The Supreme Court asked for the government to weigh in on a few Obamacare petitions pending before them. In one, they urged the Court to deny a grant to a Liberty University challenge against the individual and employer mandates. Most likely, the Court will deny that case. However, it did argue that the Court take the Sebelius vs. Hobby Lobby case out of the Tenth Circuit. At issue is the mandate on employers that they provide health insurance if they have more than 50 workers and that this insurance cover a host of reproductive health issues and screenings including contraceptive devices and services. A number of non-profit, religious organizations are clearly exempt from the mandate. However, for-profit businesses are not, even if the owners of that business hold religious views that oppose contraception. Thus, the core issue is whether business owners operating a for-profit business can exercise their “religious rights” in how they run their business, including what they are willing to cover in health care plans for their employees. The Tenth Circuit concluded that firms are capable of having religious views and expressing those views in the way they run their companies. Thus, anything that interferes with this runs afoul of the Religious Freedom Restoration Act (RFRA). The Obama administration’s brief arguing review of this case by the Supreme Court addresses only this law, not the First Amendment issues also evident.

What makes this case most likely to be taken this term is threefold.

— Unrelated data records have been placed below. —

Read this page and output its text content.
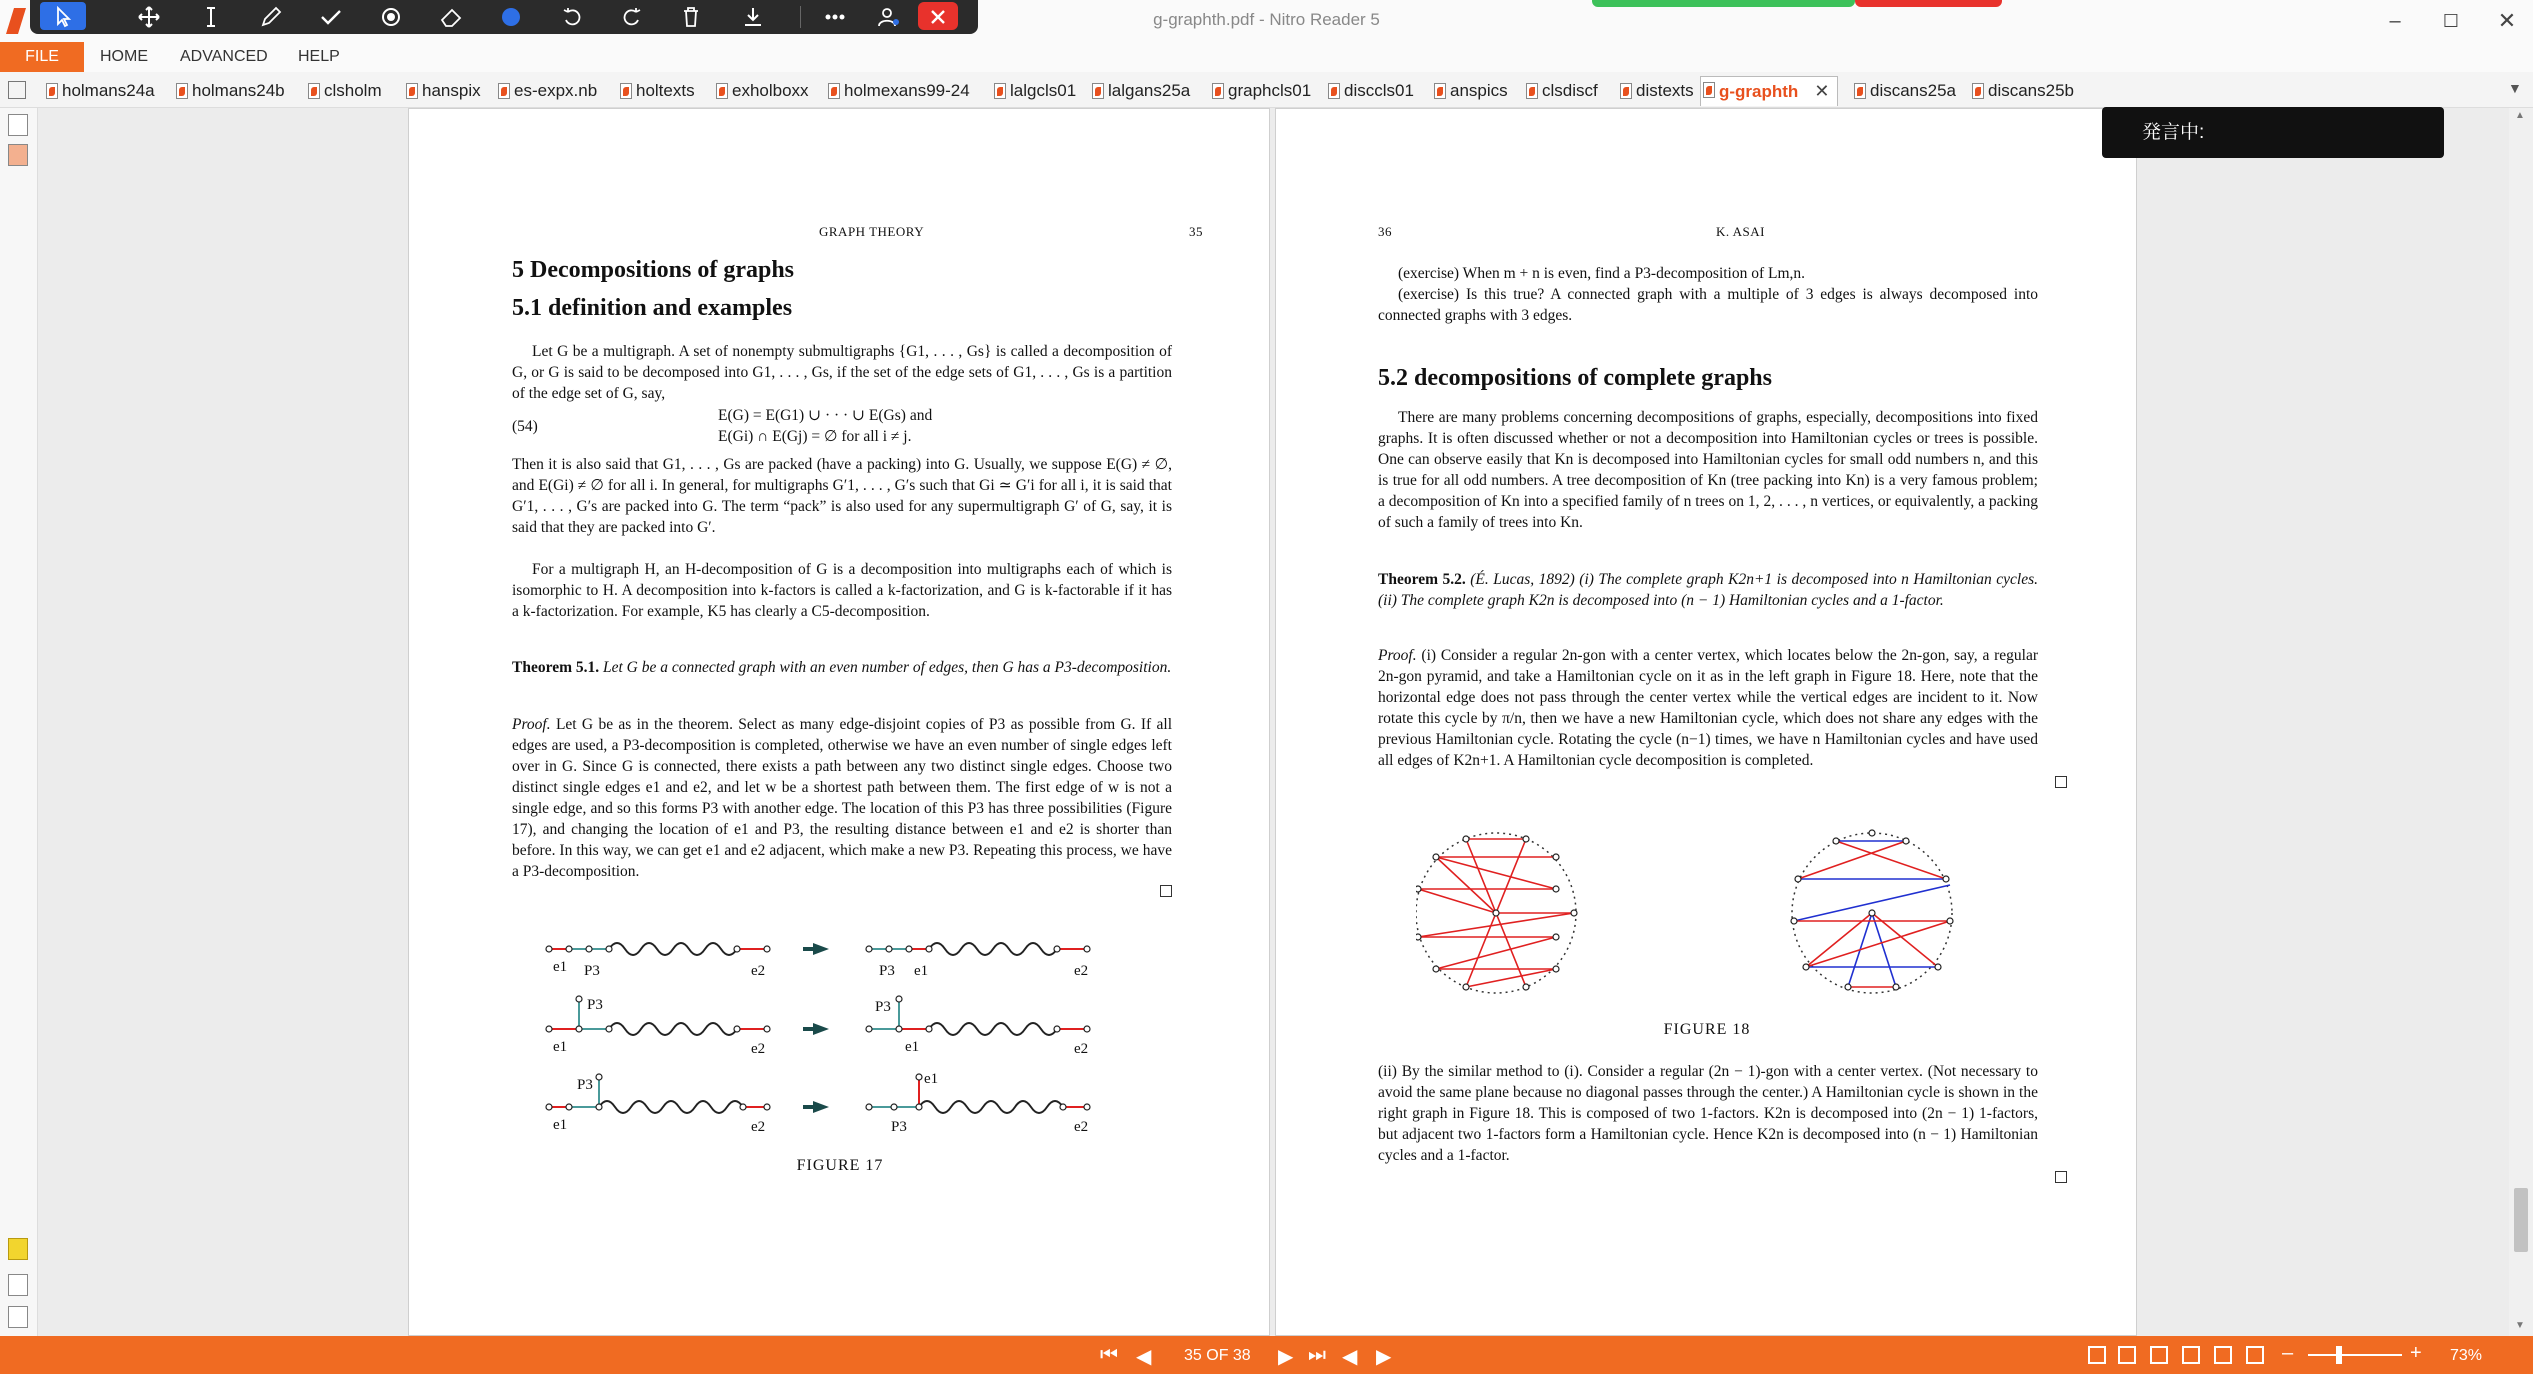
g-graphth.pdf - Nitro Reader 5	–	☐	✕
FILE	HOME ADVANCED HELP
holmans24a	holmans24b	clsholm	hanspix	es-expx.nb	holtexts	exholboxx	holmexans99-24	lalgcls01	lalgans25a	graphcls01	disccls01	anspics	clsdiscf	distexts	g-graphth ✕	discans25a	discans25b	▼
GRAPH THEORY	35
5 Decompositions of graphs
5.1 definition and examples
Let G be a multigraph. A set of nonempty submultigraphs {G1, . . . , Gs} is called a decomposition of G, or G is said to be decomposed into G1, . . . , Gs, if the set of the edge sets of G1, . . . , Gs is a partition of the edge set of G, say,
(54)
E(G) = E(G1) ∪ · · · ∪ E(Gs) and
E(Gi) ∩ E(Gj) = ∅ for all i ≠ j.
Then it is also said that G1, . . . , Gs are packed (have a packing) into G. Usually, we suppose E(G) ≠ ∅, and E(Gi) ≠ ∅ for all i. In general, for multigraphs G′1, . . . , G′s such that Gi ≃ G′i for all i, it is said that G′1, . . . , G′s are packed into G. The term “pack” is also used for any supermultigraph G′ of G, say, it is said that they are packed into G′.
For a multigraph H, an H-decomposition of G is a decomposition into multigraphs each of which is isomorphic to H. A decomposition into k-factors is called a k-factorization, and G is k-factorable if it has a k-factorization. For example, K5 has clearly a C5-decomposition.
Theorem 5.1. Let G be a connected graph with an even number of edges, then G has a P3-decomposition.
Proof. Let G be as in the theorem. Select as many edge-disjoint copies of P3 as possible from G. If all edges are used, a P3-decomposition is completed, otherwise we have an even number of single edges left over in G. Since G is connected, there exists a path between any two distinct single edges. Choose two distinct single edges e1 and e2, and let w be a shortest path between them. The first edge of w is not a single edge, and so this forms P3 with another edge. The location of this P3 has three possibilities (Figure 17), and changing the location of e1 and P3, the resulting distance between e1 and e2 is shorter than before. In this way, we can get e1 and e2 adjacent, which make a new P3. Repeating this process, we have a P3-decomposition.
e1 P3	e2	P3 e1	e2
P3
e1	e2
P3
e1	e2
P3
e1	e2
e1
P3	e2
FIGURE 17
36	K. ASAI
(exercise) When m + n is even, find a P3-decomposition of Lm,n.
(exercise) Is this true? A connected graph with a multiple of 3 edges is always decomposed into connected graphs with 3 edges.
5.2 decompositions of complete graphs
There are many problems concerning decompositions of graphs, especially, decompositions into fixed graphs. It is often discussed whether or not a decomposition into Hamiltonian cycles or trees is possible. One can observe easily that Kn is decomposed into Hamiltonian cycles for small odd numbers n, and this is true for all odd numbers. A tree decomposition of Kn (tree packing into Kn) is a very famous problem; a decomposition of Kn into a specified family of n trees on 1, 2, . . . , n vertices, or equivalently, a packing of such a family of trees into Kn.
Theorem 5.2. (É. Lucas, 1892) (i) The complete graph K2n+1 is decomposed into n Hamiltonian cycles. (ii) The complete graph K2n is decomposed into (n − 1) Hamiltonian cycles and a 1-factor.
Proof. (i) Consider a regular 2n-gon with a center vertex, which locates below the 2n-gon, say, a regular 2n-gon pyramid, and take a Hamiltonian cycle on it as in the left graph in Figure 18. Here, note that the horizontal edge does not pass through the center vertex while the vertical edges are incident to it. Now rotate this cycle by π/n, then we have a new Hamiltonian cycle, which does not share any edges with the previous Hamiltonian cycle. Rotating the cycle (n−1) times, we have n Hamiltonian cycles and have used all edges of K2n+1. A Hamiltonian cycle decomposition is completed.
FIGURE 18
(ii) By the similar method to (i). Consider a regular (2n − 1)-gon with a center vertex. (Not necessary to avoid the same plane because no diagonal passes through the center.) A Hamiltonian cycle is shown in the right graph in Figure 18. This is composed of two 1-factors. K2n is decomposed into (2n − 1) 1-factors, but adjacent two 1-factors form a Hamiltonian cycle. Hence K2n is decomposed into (n − 1) Hamiltonian cycles and a 1-factor.
発言中:
▲
▼
⏮ ◀ 35 OF 38 ▶ ⏭ ◀ ▶	–	+ 73%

First, the case has been litigated in the lower courts to the disadvantage of the federal government. Conversely, a similar case out of the Third Circuit- the Conestoga Wood case- that court came to the opposite conclusion. In their response for a view on the Conestoga Wood case, the Obama administration urged the Supreme Court to hold the case pending the outcome of the Hobby Lobby case. So, right off the bat we have a split among circuits on identical issues which increases the chance the Court will take the case. Second, Hobby Lobby won in the lower courts. Generally, a winning party would not argue for the Supreme Court to take the case fearing the Court would negate their victory. But in this case, Hobby Lobby did the opposite and argued that the Supreme Court should take the case not only to resolve the differences between the circuits, but also because without Supreme Court definitive action now, these cases will continuously pop up with differing results depending in which circuit the business is located. Third, the Obama administration obviously lost the case in the 10th Circuit and is the obvious party to want the Supreme Court to reverse that decision and agree with the Third Circuit’s interpretation. However, the fact that they urge review and further urge review only under the RFRA is indicative of the fact they believe there may be First Amendment constitutional issues present here. When the Court likely takes this case, it will be interesting to see how the questions presented to the parties will be worded.

The Hobby Lobby case will likely be granted and heard this term. The tax subsidy/credit cases have yet to be fully litigated in the lower courts. Should it come before the Court, the docket will likely be full for a hearing this term. Because no injunction was granted against the subsidies and credits, they can technically go into effect. However, given the uncertainty of their future legitimacy, it certainly throws a monkey wrench into any formula people may be dependent upon to determine if they are eligible.